Последняя пустая банка… какой будет конец? Счастливый – Мари в тиковом кресле-качалке и сынишка, заговоривший наконец? Перебирающий другие рецепты – все тридцать банок с названиями глав на этикетках? Меланхолический – погрузиться в память о Джамиле, и Парвати, и даже об Эви Бернс? Или снова приплести сюда волшебных детей… но должен ли я радоваться тому, что некоторые ускользнули, или же закончить трагическими, разлагающими последствиями дренажа? (Ибо именно дренаж явился причиной трещин: мое несчастное, стертое в порошок тело, дренированное сверху и снизу, растрескалось потому, что из него выкачали влагу.
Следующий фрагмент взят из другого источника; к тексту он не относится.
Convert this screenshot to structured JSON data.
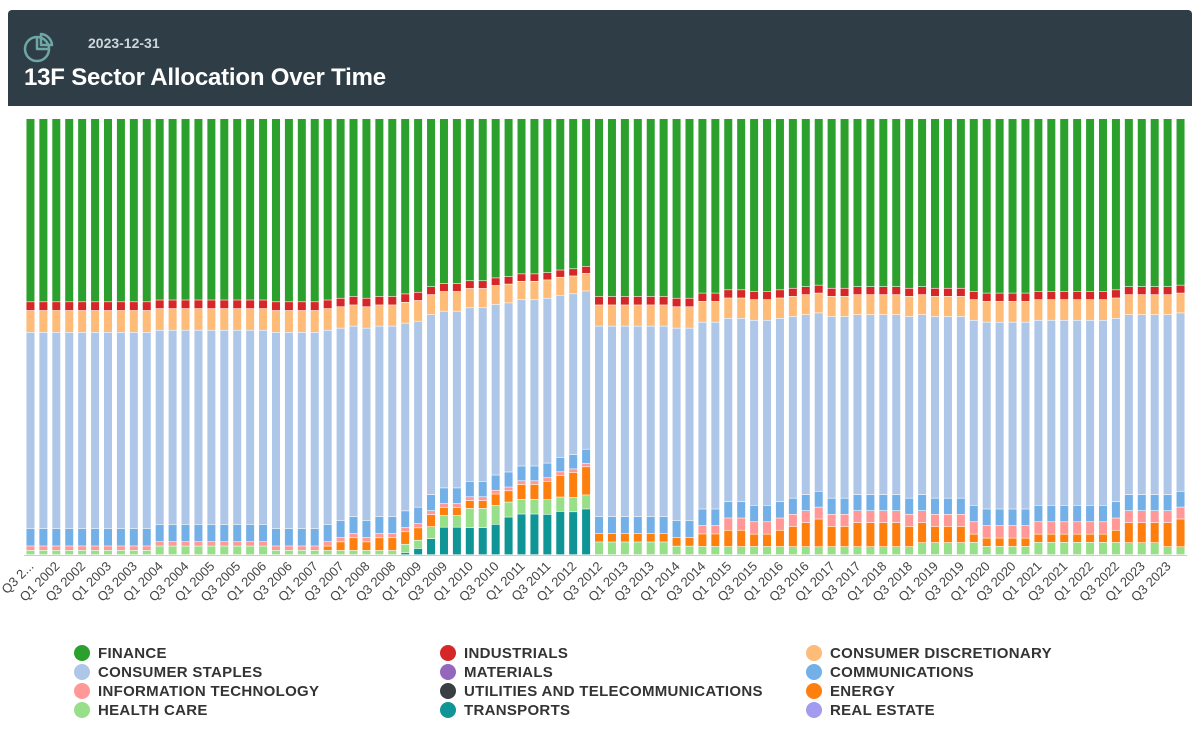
{
  "header": {
    "date": "2023-12-31",
    "title": "13F Sector Allocation Over Time",
    "icon": "pie-chart-icon"
  },
  "chart_data": {
    "type": "bar",
    "stacked": true,
    "normalized": true,
    "title": "13F Sector Allocation Over Time",
    "xlabel": "",
    "ylabel": "",
    "ylim": [
      0,
      100
    ],
    "grid": false,
    "legend_position": "bottom",
    "tick_labels": [
      "Q3 2...",
      "Q1 2002",
      "Q3 2002",
      "Q1 2003",
      "Q3 2003",
      "Q1 2004",
      "Q3 2004",
      "Q1 2005",
      "Q3 2005",
      "Q1 2006",
      "Q3 2006",
      "Q1 2007",
      "Q3 2007",
      "Q1 2008",
      "Q3 2008",
      "Q1 2009",
      "Q3 2009",
      "Q1 2010",
      "Q3 2010",
      "Q1 2011",
      "Q3 2011",
      "Q1 2012",
      "Q3 2012",
      "Q1 2013",
      "Q3 2013",
      "Q1 2014",
      "Q3 2014",
      "Q1 2015",
      "Q3 2015",
      "Q1 2016",
      "Q3 2016",
      "Q1 2017",
      "Q3 2017",
      "Q1 2018",
      "Q3 2018",
      "Q1 2019",
      "Q3 2019",
      "Q1 2020",
      "Q3 2020",
      "Q1 2021",
      "Q3 2021",
      "Q1 2022",
      "Q3 2022",
      "Q1 2023",
      "Q3 2023"
    ],
    "categories": [
      "Q3 2001",
      "Q4 2001",
      "Q1 2002",
      "Q2 2002",
      "Q3 2002",
      "Q4 2002",
      "Q1 2003",
      "Q2 2003",
      "Q3 2003",
      "Q4 2003",
      "Q1 2004",
      "Q2 2004",
      "Q3 2004",
      "Q4 2004",
      "Q1 2005",
      "Q2 2005",
      "Q3 2005",
      "Q4 2005",
      "Q1 2006",
      "Q2 2006",
      "Q3 2006",
      "Q4 2006",
      "Q1 2007",
      "Q2 2007",
      "Q3 2007",
      "Q4 2007",
      "Q1 2008",
      "Q2 2008",
      "Q3 2008",
      "Q4 2008",
      "Q1 2009",
      "Q2 2009",
      "Q3 2009",
      "Q4 2009",
      "Q1 2010",
      "Q2 2010",
      "Q3 2010",
      "Q4 2010",
      "Q1 2011",
      "Q2 2011",
      "Q3 2011",
      "Q4 2011",
      "Q1 2012",
      "Q2 2012",
      "Q3 2012",
      "Q4 2012",
      "Q1 2013",
      "Q2 2013",
      "Q3 2013",
      "Q4 2013",
      "Q1 2014",
      "Q2 2014",
      "Q3 2014",
      "Q4 2014",
      "Q1 2015",
      "Q2 2015",
      "Q3 2015",
      "Q4 2015",
      "Q1 2016",
      "Q2 2016",
      "Q3 2016",
      "Q4 2016",
      "Q1 2017",
      "Q2 2017",
      "Q3 2017",
      "Q4 2017",
      "Q1 2018",
      "Q2 2018",
      "Q3 2018",
      "Q4 2018",
      "Q1 2019",
      "Q2 2019",
      "Q3 2019",
      "Q4 2019",
      "Q1 2020",
      "Q2 2020",
      "Q3 2020",
      "Q4 2020",
      "Q1 2021",
      "Q2 2021",
      "Q3 2021",
      "Q4 2021",
      "Q1 2022",
      "Q2 2022",
      "Q3 2022",
      "Q4 2022",
      "Q1 2023",
      "Q2 2023",
      "Q3 2023",
      "Q4 2023"
    ],
    "series": [
      {
        "name": "TRANSPORTS",
        "color": "#0f9595",
        "values": [
          0,
          0,
          0,
          0,
          0,
          0,
          0,
          0,
          0,
          0,
          0,
          0,
          0,
          0,
          0,
          0,
          0,
          0,
          0,
          0,
          0,
          0,
          0,
          0,
          0,
          0,
          0,
          0,
          0,
          0.5,
          1.5,
          4,
          7,
          7,
          7,
          7,
          8,
          10,
          11,
          11,
          11,
          12,
          12,
          13,
          0,
          0,
          0,
          0,
          0,
          0,
          0,
          0,
          0,
          0,
          0,
          0,
          0,
          0,
          0,
          0,
          0,
          0,
          0,
          0,
          0,
          0,
          0,
          0,
          0,
          0,
          0,
          0,
          0,
          0,
          0,
          0,
          0,
          0,
          0,
          0,
          0,
          0,
          0,
          0,
          0,
          0,
          0,
          0,
          0,
          0
        ]
      },
      {
        "name": "HEALTH CARE",
        "color": "#98df8a",
        "values": [
          1,
          1,
          1,
          1,
          1,
          1,
          1,
          1,
          1,
          1,
          2,
          2,
          2,
          2,
          2,
          2,
          2,
          2,
          2,
          1,
          1,
          1,
          1,
          1,
          1,
          1,
          1,
          1,
          1,
          2,
          2,
          3,
          3,
          3,
          5,
          5,
          5,
          4,
          4,
          4,
          4,
          4,
          4,
          4,
          3,
          3,
          3,
          3,
          3,
          3,
          2,
          2,
          2,
          2,
          2,
          2,
          2,
          2,
          2,
          2,
          2,
          2,
          2,
          2,
          2,
          2,
          2,
          2,
          2,
          3,
          3,
          3,
          3,
          3,
          2,
          2,
          2,
          2,
          3,
          3,
          3,
          3,
          3,
          3,
          3,
          3,
          3,
          3,
          2,
          2
        ]
      },
      {
        "name": "ENERGY",
        "color": "#ff7f0e",
        "values": [
          0,
          0,
          0,
          0,
          0,
          0,
          0,
          0,
          0,
          0,
          0,
          0,
          0,
          0,
          0,
          0,
          0,
          0,
          0,
          0,
          0,
          0,
          0,
          1,
          2,
          3,
          2,
          3,
          3,
          3,
          3,
          3,
          2,
          2,
          2,
          2,
          3,
          3,
          4,
          4,
          5,
          6,
          7,
          8,
          2,
          2,
          2,
          2,
          2,
          2,
          2,
          2,
          3,
          3,
          4,
          4,
          3,
          3,
          4,
          5,
          6,
          7,
          5,
          5,
          6,
          6,
          6,
          6,
          5,
          5,
          4,
          4,
          4,
          2,
          2,
          2,
          2,
          2,
          2,
          2,
          2,
          2,
          2,
          2,
          3,
          5,
          5,
          5,
          6,
          7
        ]
      },
      {
        "name": "INFORMATION TECHNOLOGY",
        "color": "#ff9896",
        "values": [
          1,
          1,
          1,
          1,
          1,
          1,
          1,
          1,
          1,
          1,
          1,
          1,
          1,
          1,
          1,
          1,
          1,
          1,
          1,
          1,
          1,
          1,
          1,
          1,
          1,
          1,
          1,
          1,
          1,
          1,
          1,
          1,
          1,
          1,
          1,
          1,
          1,
          1,
          1,
          1,
          1,
          1,
          1,
          1,
          0,
          0,
          0,
          0,
          0,
          0,
          0,
          0,
          2,
          2,
          3,
          3,
          3,
          3,
          3,
          3,
          3,
          3,
          3,
          3,
          3,
          3,
          3,
          3,
          3,
          3,
          3,
          3,
          3,
          3,
          3,
          3,
          3,
          3,
          3,
          3,
          3,
          3,
          3,
          3,
          3,
          3,
          3,
          3,
          3,
          3
        ]
      },
      {
        "name": "COMMUNICATIONS",
        "color": "#74b0e8",
        "values": [
          4,
          4,
          4,
          4,
          4,
          4,
          4,
          4,
          4,
          4,
          4,
          4,
          4,
          4,
          4,
          4,
          4,
          4,
          4,
          4,
          4,
          4,
          4,
          4,
          4,
          4,
          4,
          4,
          4,
          4,
          4,
          4,
          4,
          4,
          4,
          4,
          4,
          4,
          4,
          4,
          4,
          4,
          4,
          4,
          4,
          4,
          4,
          4,
          4,
          4,
          4,
          4,
          4,
          4,
          4,
          4,
          4,
          4,
          4,
          4,
          4,
          4,
          4,
          4,
          4,
          4,
          4,
          4,
          4,
          4,
          4,
          4,
          4,
          4,
          4,
          4,
          4,
          4,
          4,
          4,
          4,
          4,
          4,
          4,
          4,
          4,
          4,
          4,
          4,
          4
        ]
      },
      {
        "name": "CONSUMER STAPLES",
        "color": "#aec7e8",
        "values": [
          45,
          45,
          45,
          45,
          45,
          45,
          45,
          45,
          45,
          45,
          45,
          45,
          45,
          45,
          45,
          45,
          45,
          45,
          45,
          45,
          45,
          45,
          45,
          45,
          45,
          45,
          45,
          45,
          45,
          45,
          45,
          45,
          45,
          45,
          45,
          45,
          45,
          45,
          45,
          45,
          45,
          45,
          45,
          45,
          45,
          45,
          45,
          45,
          45,
          45,
          45,
          45,
          45,
          45,
          45,
          45,
          45,
          45,
          45,
          45,
          45,
          45,
          45,
          45,
          45,
          45,
          45,
          45,
          45,
          45,
          45,
          45,
          45,
          45,
          45,
          45,
          45,
          45,
          45,
          45,
          45,
          45,
          45,
          45,
          45,
          45,
          45,
          45,
          45,
          45
        ]
      },
      {
        "name": "CONSUMER DISCRETIONARY",
        "color": "#ffbb78",
        "values": [
          5,
          5,
          5,
          5,
          5,
          5,
          5,
          5,
          5,
          5,
          5,
          5,
          5,
          5,
          5,
          5,
          5,
          5,
          5,
          5,
          5,
          5,
          5,
          5,
          5,
          5,
          5,
          5,
          5,
          5,
          5,
          5,
          5,
          5,
          5,
          5,
          5,
          5,
          5,
          5,
          5,
          5,
          5,
          5,
          5,
          5,
          5,
          5,
          5,
          5,
          5,
          5,
          5,
          5,
          5,
          5,
          5,
          5,
          5,
          5,
          5,
          5,
          5,
          5,
          5,
          5,
          5,
          5,
          5,
          5,
          5,
          5,
          5,
          5,
          5,
          5,
          5,
          5,
          5,
          5,
          5,
          5,
          5,
          5,
          5,
          5,
          5,
          5,
          5,
          5
        ]
      },
      {
        "name": "INDUSTRIALS",
        "color": "#d62728",
        "values": [
          2,
          2,
          2,
          2,
          2,
          2,
          2,
          2,
          2,
          2,
          2,
          2,
          2,
          2,
          2,
          2,
          2,
          2,
          2,
          2,
          2,
          2,
          2,
          2,
          2,
          2,
          2,
          2,
          2,
          2,
          2,
          2,
          2,
          2,
          2,
          2,
          2,
          2,
          2,
          2,
          2,
          2,
          2,
          2,
          2,
          2,
          2,
          2,
          2,
          2,
          2,
          2,
          2,
          2,
          2,
          2,
          2,
          2,
          2,
          2,
          2,
          2,
          2,
          2,
          2,
          2,
          2,
          2,
          2,
          2,
          2,
          2,
          2,
          2,
          2,
          2,
          2,
          2,
          2,
          2,
          2,
          2,
          2,
          2,
          2,
          2,
          2,
          2,
          2,
          2
        ]
      },
      {
        "name": "FINANCE",
        "color": "#2ca02c",
        "values": [
          42,
          42,
          42,
          42,
          42,
          42,
          42,
          42,
          42,
          42,
          42,
          42,
          42,
          42,
          42,
          42,
          42,
          42,
          42,
          42,
          42,
          42,
          42,
          42,
          42,
          42,
          42,
          42,
          42,
          42,
          42,
          42,
          42,
          42,
          42,
          42,
          42,
          42,
          42,
          42,
          42,
          42,
          42,
          42,
          42,
          42,
          42,
          42,
          42,
          42,
          42,
          42,
          42,
          42,
          42,
          42,
          42,
          42,
          42,
          42,
          42,
          42,
          42,
          42,
          42,
          42,
          42,
          42,
          42,
          42,
          42,
          42,
          42,
          42,
          42,
          42,
          42,
          42,
          42,
          42,
          42,
          42,
          42,
          42,
          42,
          42,
          42,
          42,
          42,
          42
        ]
      }
    ],
    "legend": [
      {
        "name": "FINANCE",
        "color": "#2ca02c"
      },
      {
        "name": "INDUSTRIALS",
        "color": "#d62728"
      },
      {
        "name": "CONSUMER DISCRETIONARY",
        "color": "#ffbb78"
      },
      {
        "name": "CONSUMER STAPLES",
        "color": "#aec7e8"
      },
      {
        "name": "MATERIALS",
        "color": "#9467bd"
      },
      {
        "name": "COMMUNICATIONS",
        "color": "#74b0e8"
      },
      {
        "name": "INFORMATION TECHNOLOGY",
        "color": "#ff9896"
      },
      {
        "name": "UTILITIES AND TELECOMMUNICATIONS",
        "color": "#3a3f44"
      },
      {
        "name": "ENERGY",
        "color": "#ff7f0e"
      },
      {
        "name": "HEALTH CARE",
        "color": "#98df8a"
      },
      {
        "name": "TRANSPORTS",
        "color": "#0f9595"
      },
      {
        "name": "REAL ESTATE",
        "color": "#a29bef"
      }
    ]
  }
}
Иссушенное, битое-перебитое жизнью, оно сдалось, наконец. И теперь – крик-крэк-крак, и вонь, исходящая из расщелин: похоже, это запах смерти. Не распускаться: я должен владеть собой как можно дольше).
Или закончить вопросами: например, если я – а это чистая правда, готов поклясться, – вижу трещины на тыльной стороне ладоней, на лбу, между пальцами ног, то почему из них не идет кровь? Или я весь уже выжат-высушен-замаринован? Или я уже превратился в мумию самого себя?
Или снами: ведь прошлой ночью призрак Достопочтенной Матушки явился мне, взирая вниз сквозь дыру в прорезанном облаке, дожидаясь моей смерти, чтобы на сорок дней разразиться муссонными слезами… а я, воспарив над собственным телом, кинул взгляд на свой искаженный, укороченный образ, и увидел седоволосого карлика, того самого, который когда-то посмотрелся в зеркало и испытал облегчение.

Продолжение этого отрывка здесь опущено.